What was the process for you in translating your written art into something visual?

For “The Extraordinary Ordinary,” it was always a mystery prior to shooting anything.

About a year ago, we shot a short film but it was also very different from the feature script. About two months ago, my co-producer and I discussed of shooting a sizzle for the feature film. This time, I had a locked cast so it was both exciting and nerve-racking. Everyone who is apart of this project can individually relate to the mental health aspect of the story. I think each of us is an advocate in a way, which made the filming process of the sizzle even more personal. However, filming the 2-3 sizzle was very soothing and more so, therapeutic. Unlike the short film from 2016, the sizzle focused more the physicality aspect of the main character, Erica, going through a panic attack. It was something that both the actress, Maddison, and I spoke about prior to shooting–how much the anxiety should be show and antics that the character would do pre, during, and after having a panic attack. That is why you see the character fumbling with both the Polaroid camera–her safe haven–and gripping onto it as well.

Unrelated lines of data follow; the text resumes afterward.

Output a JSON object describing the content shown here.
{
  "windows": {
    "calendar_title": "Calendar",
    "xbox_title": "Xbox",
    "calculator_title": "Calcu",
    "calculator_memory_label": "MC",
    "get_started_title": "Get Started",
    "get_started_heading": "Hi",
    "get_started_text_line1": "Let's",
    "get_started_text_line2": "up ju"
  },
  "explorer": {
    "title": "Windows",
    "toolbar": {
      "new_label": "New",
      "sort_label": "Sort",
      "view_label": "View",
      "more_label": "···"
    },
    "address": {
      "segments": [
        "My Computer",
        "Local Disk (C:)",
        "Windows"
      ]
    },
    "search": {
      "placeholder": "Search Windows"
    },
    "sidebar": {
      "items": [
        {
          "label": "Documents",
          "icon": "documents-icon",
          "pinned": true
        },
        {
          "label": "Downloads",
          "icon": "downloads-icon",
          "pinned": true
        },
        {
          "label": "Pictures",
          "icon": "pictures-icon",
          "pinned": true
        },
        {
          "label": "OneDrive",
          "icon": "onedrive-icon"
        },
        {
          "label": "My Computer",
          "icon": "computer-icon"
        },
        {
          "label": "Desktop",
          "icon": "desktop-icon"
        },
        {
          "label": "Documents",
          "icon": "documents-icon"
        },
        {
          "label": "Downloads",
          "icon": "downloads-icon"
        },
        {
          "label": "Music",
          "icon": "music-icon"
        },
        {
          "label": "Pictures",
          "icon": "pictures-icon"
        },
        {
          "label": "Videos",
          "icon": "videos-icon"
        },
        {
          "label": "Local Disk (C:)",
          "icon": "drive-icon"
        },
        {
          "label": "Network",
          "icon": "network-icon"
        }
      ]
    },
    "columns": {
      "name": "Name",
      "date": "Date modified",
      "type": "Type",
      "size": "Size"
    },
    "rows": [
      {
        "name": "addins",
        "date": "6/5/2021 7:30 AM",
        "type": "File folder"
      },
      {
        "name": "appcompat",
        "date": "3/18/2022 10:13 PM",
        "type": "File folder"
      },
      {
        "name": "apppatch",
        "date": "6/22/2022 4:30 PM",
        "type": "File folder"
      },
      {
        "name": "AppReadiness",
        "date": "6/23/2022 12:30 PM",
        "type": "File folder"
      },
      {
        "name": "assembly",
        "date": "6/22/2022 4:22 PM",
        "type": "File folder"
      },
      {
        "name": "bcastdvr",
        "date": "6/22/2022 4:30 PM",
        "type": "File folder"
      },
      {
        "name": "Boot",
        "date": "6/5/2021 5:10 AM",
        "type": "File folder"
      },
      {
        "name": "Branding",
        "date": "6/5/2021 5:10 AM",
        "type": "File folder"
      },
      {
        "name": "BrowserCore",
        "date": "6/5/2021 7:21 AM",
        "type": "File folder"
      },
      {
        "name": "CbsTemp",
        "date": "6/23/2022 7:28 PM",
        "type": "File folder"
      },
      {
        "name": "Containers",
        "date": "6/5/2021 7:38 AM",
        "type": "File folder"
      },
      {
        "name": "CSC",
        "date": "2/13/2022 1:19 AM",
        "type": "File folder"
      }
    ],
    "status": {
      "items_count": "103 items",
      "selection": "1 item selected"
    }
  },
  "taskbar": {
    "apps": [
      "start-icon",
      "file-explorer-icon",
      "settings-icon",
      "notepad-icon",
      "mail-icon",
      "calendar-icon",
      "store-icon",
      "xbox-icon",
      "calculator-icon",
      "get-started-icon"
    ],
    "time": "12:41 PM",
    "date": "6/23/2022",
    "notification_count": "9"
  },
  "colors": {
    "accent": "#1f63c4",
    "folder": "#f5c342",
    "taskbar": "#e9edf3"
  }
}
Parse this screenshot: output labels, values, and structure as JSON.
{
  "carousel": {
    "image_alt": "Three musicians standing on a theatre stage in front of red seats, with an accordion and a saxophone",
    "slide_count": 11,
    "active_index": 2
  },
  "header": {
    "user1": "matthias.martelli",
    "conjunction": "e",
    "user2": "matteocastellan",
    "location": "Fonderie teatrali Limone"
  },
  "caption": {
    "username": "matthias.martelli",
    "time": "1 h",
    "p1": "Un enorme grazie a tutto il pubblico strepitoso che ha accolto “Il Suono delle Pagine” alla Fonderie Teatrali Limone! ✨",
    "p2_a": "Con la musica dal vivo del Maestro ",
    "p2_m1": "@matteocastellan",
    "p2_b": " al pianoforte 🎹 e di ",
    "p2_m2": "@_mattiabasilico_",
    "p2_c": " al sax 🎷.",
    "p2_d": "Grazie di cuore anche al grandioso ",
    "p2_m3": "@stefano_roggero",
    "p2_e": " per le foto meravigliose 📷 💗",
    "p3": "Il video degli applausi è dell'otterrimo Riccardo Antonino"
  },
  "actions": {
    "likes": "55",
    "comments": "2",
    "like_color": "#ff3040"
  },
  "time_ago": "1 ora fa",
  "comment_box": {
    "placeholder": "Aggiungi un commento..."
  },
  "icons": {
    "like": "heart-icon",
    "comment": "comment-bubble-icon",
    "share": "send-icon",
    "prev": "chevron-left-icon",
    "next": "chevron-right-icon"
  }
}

What was the biggest challenge in this? 

One of the biggest challenges in this process is the process itself. We are all eager to start filming the feature film; however, preparation and patience is key.

What was added by adding visuals? 

This was a rewarding part! I feel the story had truly come to life once I had brought on the two leads, Maddison and Jesse. I remember during their chemistry read audition, I felt like a proud parent because I had always wanted them individually for the roles. So it was sort of fate when it worked out!

What was complicated with visuals? 

To be honest, I think most of us from the sizzle shoot were wanting to shoot more! The complicated part was, I guess, not having that other hour or two to spend more time with the characters.

How do the words you wrote and this production work together? 

I feel that the words and production itself (pre-production in this case for the feature) are so important to each other! It is a necessity to take the appropriate time per scene and with the characters so the story does not feel incomplete. Casting for both talent and crew is something I have taken my time with as well. Fortunately, with the crew and cast we have (so far), it has been a blessing because they are also talented people who just want to get filming! I think to have a positive attitude and to be on the same page as the team is key to getting, well, a movie made.

How does a first-person written piece translate into film? How did you work to express that perspective in film or was it changed?

With a film, I feel that it is personal no matter what. It is one thing to write it out and another to get up and film it. For me, it was about finding another individual who could help interpret those words in not only dialogue but reactions as well. Maddison and Jesse have done an extraordinary take with that for Erica and Alex. They sort of are the characters, which is always one of the best elements when it comes to directing and producing. My perspective for the project has changed by getting me more ecstatic to keep pushing forward and getting this feature film version finally made 🙂

Natalie Rodriguez is a writer and filmmaker from Southern, CA. In 2014, she graduated with her B.A. in TV-Film from CSUF. Her work has been featured on Amazon Books, “Dime Show Review: Volume 1, Issue 1 – ‘Apricots,’ Tribe section;” Zooey Deschanel’s HelloGiggles; All Day Media; AXS; Blasting News; Defeat the Stigma Project; Dime Show Review; Factual Facts; Fictional Cafe; FlockU; Girls Soccer Network; MCXV; Ranker; Render Media (“Opposing Views” & “This is Now”); ROSA Magazine; Scriggler; Short Kid Stories; TheGamer; The Huffington Post; TheRichest; Thought Catalog; WeekendNotes; Winamop Poetry; and Writer’s Weekly. Her horror story, “Inner Child,” will be published on The Stray Branch in March.